Anaplasmosis, a zoonotic tick-borne pathogen affecting both livestock, companion animals, and humans, exhibits 15 to 18% seropositivity among hunting dogs in Korea. The dominant tick species in Korea, Haemaphysalis longicornis can transmit this pathogen to both humans and animals. Given the limited understanding of transovarial transmission of Anaplasma spp., our study aimed to assess the prevalence of questing larval ticks containing Anaplasma DNA. Additionally, we aimed to gather data for establishing a nationwide forecasting and alert system on seasonal variation of tick developmental stages and tick-borne zoonotic pathogens.

Methods:

From March to October 2021 and again from March to October 2022, we collected a total of 36,912 unfed, questing ticks of Haemaphysalis spp. from 149 sites in Korea. Ticks were collected from herbaceous vegetation using the flagging method using a white flannel cloth. After species identification, one third of collected ticks underwent analysis for Anaplasma gene. Nymph ticks were pooled in groups of one to 10, larvae in groups of one to 50, while adults were examined individually. Nested PCR was performed to detect the genus Anaplasma by amplifying the 16S rRNA gene, followed by sequencing for species identification and phylogenetic analysis.

Results:

Of the 36,912 questing ticks collected, 13,082 (35.4%) were identified as nymphs and adults of H. longicornis and 3,850 (10.4%) as those of H. flava. The morphologically indistinguishable larval stage of Haemaphysalis predominated, with 19,980 (54.1%) collected primarily from July to October. From the 939 tick pools, 24 pools (2.6%) tested positive for Anaplasma, with the larval stage exhibiting the highest number of positive pools (16, 1.7%). Phylogenetic analysis revealed that 21 of the 24 Anaplasma-positive pools contained A. phagocytophilum-specific genes, while the remaining 1 was identified as Anaplasma sp. and 2 as A. bovis.

Conclusions:

Our study provides evidence of transovarial transmission of Anaplasma phagocytophilum in Haemaphysalis spp. larvae under field conditions, as A. phagocytophilum originates from their mother ticks in unengorged questing larval ticks. Additionally, our findings contribute significant data for establishing a nationwide forecasting and alert system on seasonal variation of tick developmental stages and tick-borne zoonotic pathogens.

Haemaphysalis longicornis

Anaplasma phagocytophilum

transovarial transmission

larvae

epidemiology

tick-borne diseases

The longhorned bush tick, Haemaphysalis longicornis, is native to eastern Asian countries, including Korea, Japan, and China. It has also established populations in Australia, New Zealand, several Pacific islands, and recently in the eastern United States [1]. Haemaphysalis longicornis is the predominant tick species found in both wild and domestic animals, as well as in humans in Korea, followed by H. flava [2, 3, 4, 5]. These two tick species are known to host and transmit a variety of pathogens, including Anaplasma phagocytophilum, A. bovis, A. platys, Ehrlichia chaffeensis, Francisella tularensis, Bartonella henselae, B. quintana, Rickettsia japonica, R. rickettsii, Tick-borne Encephalitis Virus, Severe Fever with Thrombocytopenia Syndrome Virus (SFTSV), and a number of Babesia and Theileria species in Korea [6, 7].
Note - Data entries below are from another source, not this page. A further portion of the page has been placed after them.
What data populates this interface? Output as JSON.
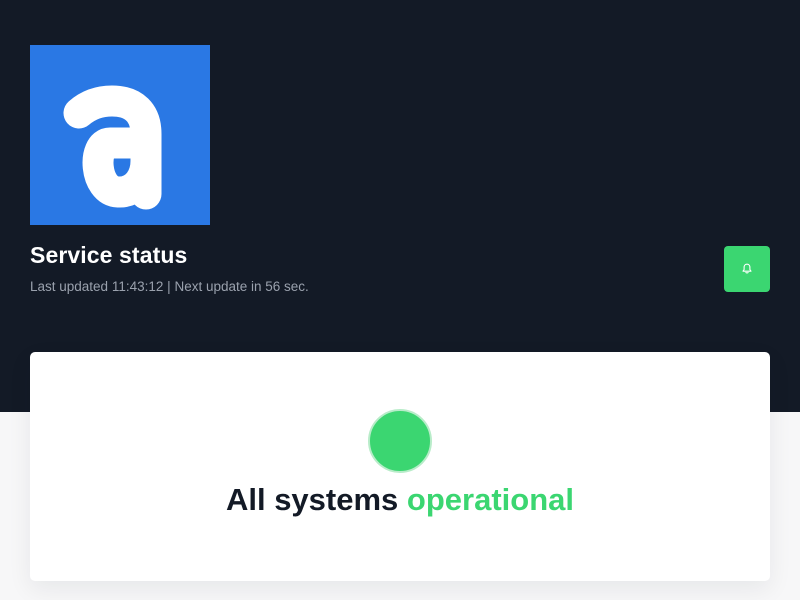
{
  "header": {
    "logo_icon": "brand-a-logo-icon",
    "title": "Service status",
    "last_updated_label": "Last updated",
    "last_updated_time": "11:43:12",
    "separator": "|",
    "next_update_label": "Next update in",
    "next_update_value": "56 sec.",
    "subscribe_button_icon": "bell-icon"
  },
  "status": {
    "indicator_icon": "status-circle-icon",
    "prefix": "All systems",
    "state": "operational"
  },
  "colors": {
    "background_dark": "#131a26",
    "brand_blue": "#2a78e4",
    "operational_green": "#3bd671",
    "muted_text": "#9aa1ad",
    "page_light": "#f7f7f8"
  }
}
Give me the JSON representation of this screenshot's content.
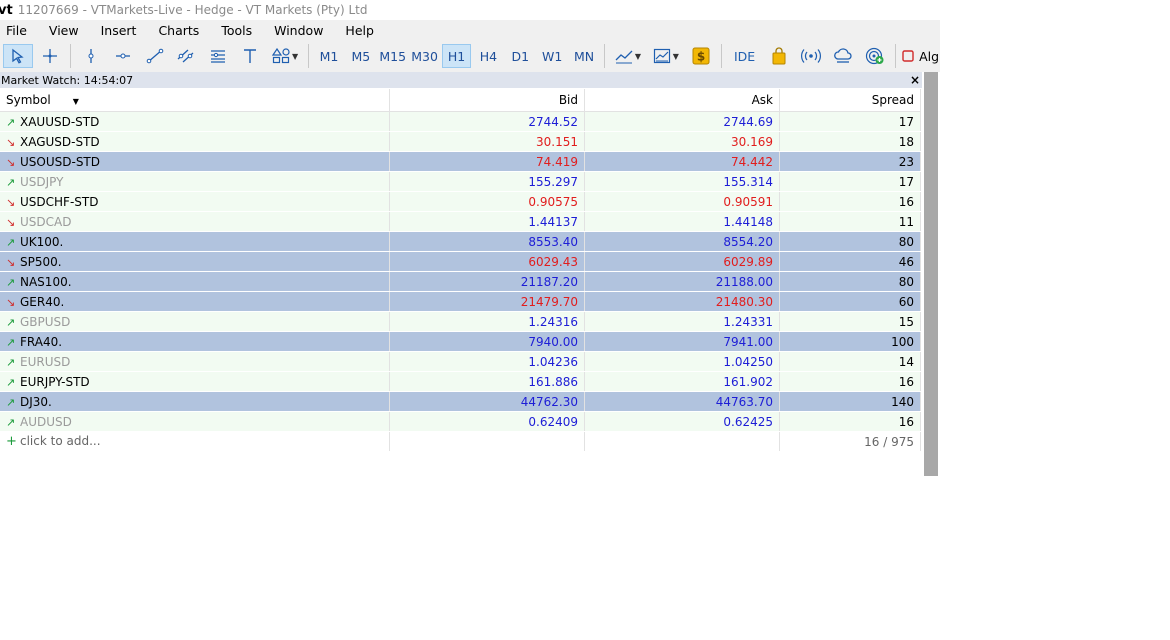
{
  "window": {
    "logo": "vt",
    "title": "11207669 - VTMarkets-Live - Hedge - VT Markets (Pty) Ltd"
  },
  "menu": [
    "File",
    "View",
    "Insert",
    "Charts",
    "Tools",
    "Window",
    "Help"
  ],
  "toolbar": {
    "timeframes": [
      "M1",
      "M5",
      "M15",
      "M30",
      "H1",
      "H4",
      "D1",
      "W1",
      "MN"
    ],
    "selected_timeframe": "H1",
    "ide_label": "IDE",
    "algo_label": "Alg",
    "icons": [
      "cursor-icon",
      "crosshair-icon",
      "vertical-line-icon",
      "horizontal-line-icon",
      "trendline-icon",
      "channel-icon",
      "fibonacci-icon",
      "text-icon",
      "shapes-icon",
      "indicators-icon",
      "templates-icon",
      "dollar-icon",
      "market-bag-icon",
      "signals-icon",
      "vps-cloud-icon",
      "radar-icon",
      "algo-stop-icon"
    ]
  },
  "market_watch": {
    "title": "Market Watch: 14:54:07",
    "close": "×",
    "columns": {
      "symbol": "Symbol",
      "bid": "Bid",
      "ask": "Ask",
      "spread": "Spread"
    },
    "rows": [
      {
        "symbol": "XAUUSD-STD",
        "dir": "up",
        "bid": "2744.52",
        "ask": "2744.69",
        "spread": "17",
        "bg": "light",
        "dim": false,
        "color": "blue"
      },
      {
        "symbol": "XAGUSD-STD",
        "dir": "down",
        "bid": "30.151",
        "ask": "30.169",
        "spread": "18",
        "bg": "light",
        "dim": false,
        "color": "red"
      },
      {
        "symbol": "USOUSD-STD",
        "dir": "down",
        "bid": "74.419",
        "ask": "74.442",
        "spread": "23",
        "bg": "dark",
        "dim": false,
        "color": "red"
      },
      {
        "symbol": "USDJPY",
        "dir": "up",
        "bid": "155.297",
        "ask": "155.314",
        "spread": "17",
        "bg": "light",
        "dim": true,
        "color": "blue"
      },
      {
        "symbol": "USDCHF-STD",
        "dir": "down",
        "bid": "0.90575",
        "ask": "0.90591",
        "spread": "16",
        "bg": "light",
        "dim": false,
        "color": "red"
      },
      {
        "symbol": "USDCAD",
        "dir": "down",
        "bid": "1.44137",
        "ask": "1.44148",
        "spread": "11",
        "bg": "light",
        "dim": true,
        "color": "blue"
      },
      {
        "symbol": "UK100.",
        "dir": "up",
        "bid": "8553.40",
        "ask": "8554.20",
        "spread": "80",
        "bg": "dark",
        "dim": false,
        "color": "blue"
      },
      {
        "symbol": "SP500.",
        "dir": "down",
        "bid": "6029.43",
        "ask": "6029.89",
        "spread": "46",
        "bg": "dark",
        "dim": false,
        "color": "red"
      },
      {
        "symbol": "NAS100.",
        "dir": "up",
        "bid": "21187.20",
        "ask": "21188.00",
        "spread": "80",
        "bg": "dark",
        "dim": false,
        "color": "blue"
      },
      {
        "symbol": "GER40.",
        "dir": "down",
        "bid": "21479.70",
        "ask": "21480.30",
        "spread": "60",
        "bg": "dark",
        "dim": false,
        "color": "red"
      },
      {
        "symbol": "GBPUSD",
        "dir": "up",
        "bid": "1.24316",
        "ask": "1.24331",
        "spread": "15",
        "bg": "light",
        "dim": true,
        "color": "blue"
      },
      {
        "symbol": "FRA40.",
        "dir": "up",
        "bid": "7940.00",
        "ask": "7941.00",
        "spread": "100",
        "bg": "dark",
        "dim": false,
        "color": "blue"
      },
      {
        "symbol": "EURUSD",
        "dir": "up",
        "bid": "1.04236",
        "ask": "1.04250",
        "spread": "14",
        "bg": "light",
        "dim": true,
        "color": "blue"
      },
      {
        "symbol": "EURJPY-STD",
        "dir": "up",
        "bid": "161.886",
        "ask": "161.902",
        "spread": "16",
        "bg": "light",
        "dim": false,
        "color": "blue"
      },
      {
        "symbol": "DJ30.",
        "dir": "up",
        "bid": "44762.30",
        "ask": "44763.70",
        "spread": "140",
        "bg": "dark",
        "dim": false,
        "color": "blue"
      },
      {
        "symbol": "AUDUSD",
        "dir": "up",
        "bid": "0.62409",
        "ask": "0.62425",
        "spread": "16",
        "bg": "light",
        "dim": true,
        "color": "blue"
      }
    ],
    "add_label": "click to add...",
    "count": "16 / 975"
  }
}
Among tick-borne pathogens, A. phagocytophilum is a particularly significant zoonotic pathogen, which infects granulocytic white blood cells in mammalian hosts and causes human granulocytic anaplasmosis [6]. A serological survey indicates that 15.6–18.8% of outdoor dogs are exposed to this pathogen in Korea [8, 9]. Anaplasma phagocytophilum causes an acute febrile illness in dogs, characterized by lethargy and inappetence [10]. Less frequent signs in dogs include lameness, coughing, polydipsia, intermittent vomiting, and hemorrhages. Pathogens such as A. phagocytophilum in unfed larval ticks are inherited from their female mother tick through the transovarial route in Ixodes ricinus [11]. The larval stage of Haemaphysalis spp. measures only 0.58–0.62 mm in length and 0.47–0.51 mm in breadth [12], and they quest in large numbers near their hatching sites. Consequently, infestations with larval ticks often go unnoticed, while simultaneously exposing hosts to a variety of tick-borne pathogens.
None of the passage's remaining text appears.